As our company thinks about a new website vendor, WordPress is off the table because of the nonsense.

  • I can't imagine the professional reputational damage I'd incur if I were to recommended wordpress, or worse, wordpress.com after all of this.

    • Genuinely, why? What kind of visions of reputational damage does having your marketing website on wordpress.com conjure up to you?

      How would anyone even know where it’s hosted?

      I get the guy pissed off some php devs but I’m sure as hell not hosting that shit myself, marketing team content can be their problem.

      1 reply →

This guy is unbearable.

  • As a wordpress dev, yeah. I've got a small file that's almost entirely devoted to reversing stupid things he unilaterally shoved into core. Off the top of my head, full screen editing by default, the stupid 'howdy' that crops up in several places, and the silent user content edit that he added to translate Wordpress into WordPress in the content of every single wp install (no, really, go try it. And then listen to the guy talk about how user content is sacred, lol.)

    And I say this as somebody who thinks that the block editor is... fine. I use it in a hybrid style, using ACF to create blocks that behave and perform natively but don't require directly using all the stupid build tool cruft.

    • >I've got a small file that's almost entirely devoted to reversing stupid things he unilaterally shoved into core

      That's actually very cool. In most runtimes the "core" built-ins and standard libraries are immutable. You'd have to recompile them with your changes to get the same effect. Not so with PHP. A footgun, but in this case a useful one.
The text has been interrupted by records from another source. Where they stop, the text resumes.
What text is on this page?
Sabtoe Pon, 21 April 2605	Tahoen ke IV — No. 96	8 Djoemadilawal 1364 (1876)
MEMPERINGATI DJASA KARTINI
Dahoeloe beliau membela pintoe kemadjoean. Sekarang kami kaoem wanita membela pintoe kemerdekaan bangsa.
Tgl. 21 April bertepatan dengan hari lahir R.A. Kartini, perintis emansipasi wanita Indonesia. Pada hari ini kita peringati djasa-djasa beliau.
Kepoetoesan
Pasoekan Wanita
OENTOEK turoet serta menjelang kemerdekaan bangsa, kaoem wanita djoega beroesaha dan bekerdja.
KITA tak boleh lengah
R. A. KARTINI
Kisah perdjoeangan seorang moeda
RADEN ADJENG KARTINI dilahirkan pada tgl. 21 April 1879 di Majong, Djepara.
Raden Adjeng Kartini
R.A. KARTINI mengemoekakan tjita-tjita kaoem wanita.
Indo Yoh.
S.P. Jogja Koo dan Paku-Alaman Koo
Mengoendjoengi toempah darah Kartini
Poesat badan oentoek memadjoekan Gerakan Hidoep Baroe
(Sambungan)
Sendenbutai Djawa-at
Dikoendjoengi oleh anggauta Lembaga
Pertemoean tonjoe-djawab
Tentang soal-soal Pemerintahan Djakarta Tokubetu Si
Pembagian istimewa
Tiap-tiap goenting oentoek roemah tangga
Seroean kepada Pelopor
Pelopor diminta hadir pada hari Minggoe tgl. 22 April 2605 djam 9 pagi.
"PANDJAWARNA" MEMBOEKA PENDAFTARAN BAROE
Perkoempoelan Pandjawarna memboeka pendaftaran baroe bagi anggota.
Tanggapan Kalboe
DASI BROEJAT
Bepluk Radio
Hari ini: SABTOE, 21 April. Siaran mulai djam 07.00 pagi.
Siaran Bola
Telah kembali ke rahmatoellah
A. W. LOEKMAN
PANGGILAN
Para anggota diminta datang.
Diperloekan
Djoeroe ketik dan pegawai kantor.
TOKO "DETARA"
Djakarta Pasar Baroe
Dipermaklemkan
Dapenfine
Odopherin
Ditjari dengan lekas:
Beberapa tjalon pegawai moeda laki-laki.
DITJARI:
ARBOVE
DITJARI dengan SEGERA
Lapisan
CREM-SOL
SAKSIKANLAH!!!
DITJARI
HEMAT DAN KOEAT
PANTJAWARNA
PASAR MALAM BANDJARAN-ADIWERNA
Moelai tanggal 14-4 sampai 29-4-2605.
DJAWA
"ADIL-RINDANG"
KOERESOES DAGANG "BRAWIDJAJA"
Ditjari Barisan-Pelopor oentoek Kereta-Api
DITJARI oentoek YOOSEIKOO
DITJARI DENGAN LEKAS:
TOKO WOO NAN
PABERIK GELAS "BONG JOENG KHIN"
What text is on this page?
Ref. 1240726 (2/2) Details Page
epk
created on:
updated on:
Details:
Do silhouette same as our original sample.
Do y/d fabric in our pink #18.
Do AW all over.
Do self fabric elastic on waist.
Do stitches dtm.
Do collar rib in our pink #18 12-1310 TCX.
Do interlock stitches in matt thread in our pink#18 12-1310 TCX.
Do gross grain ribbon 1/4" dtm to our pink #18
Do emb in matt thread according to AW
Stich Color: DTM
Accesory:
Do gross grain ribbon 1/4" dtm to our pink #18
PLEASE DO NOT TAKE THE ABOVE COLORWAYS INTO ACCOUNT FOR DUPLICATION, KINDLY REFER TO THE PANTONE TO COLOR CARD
Matt’s behavior was atrocious. I’m with WP Engine on this, and I’m appalled that the courts sided with Automattic. I don’t pretend to know the law better than they do, but still.

  • Agreed about Matt, completely. It should be remembered that although it's framed as a legal win, it's not THE legal win. I am not a lawyer, but I think the practice is generally to make as many arguments as the law will support up front– but not all of them were ever going to stick. And WP Engine can still remedy any deficiencies in their pleading to try to make them stick (I'll wait for legal minds to finish reading this and explain it to me, though).

  • > I’m appalled that the courts sided with Automattic

    There are 11 claims in WPE's complaint, three were dismissed, and as I understand it, only one of them decisively. Matt wants to spin it as good news, good for him. He's still potentially getting taken to the cleaners if he doesn't settle.

matt relies on the passage of time and the fact that nobody really cares too much about wordpress drama. it's best that people do not forget what type of person he actually is behind the public facade when he inevitably pulls this kind of shit again later.

from literally back in 2011 when someone predicted exactly what would happen and got crucified for it:

https://web.archive.org/web/20110117190122/http://wpblogger....

https://web.archive.org/web/20110117192124/http://wpblogger....

one of his responses to DHH when the WPE thing went down:

https://archive.md/UZZit

  • you didnt even link to the right version of the DHH post! The original had this gem of a paragraph:

    > David, perhaps it would be good to explore with a therapist or coach why you keep having these great ideas but cannot scale them beyond a handful of niche customers. I will give full credit and respect. 37signals inspired tons of what Automattic does! We’re now half a billion in revenue. Why are you still so small?

    https://archive.md/4yLNR

  • I wrote to DHH at the time hoping the Hey World part could be open sourced or ONCE as a blogging platform. But he wasn't interested in the idea.

Can someone provide some context for those of us who are utterly out of the loop?

[flagged]

The mad lad won his case, but lost his reputation.

  • He didn't win. He won in the way Apple won over Epic. (Apple lost.) People seem not to understand that in a lawsuit like this the lawyers throw everything at the wall and see what sticks. WPEngine surely didn't expect all of this to fly... but some of it did.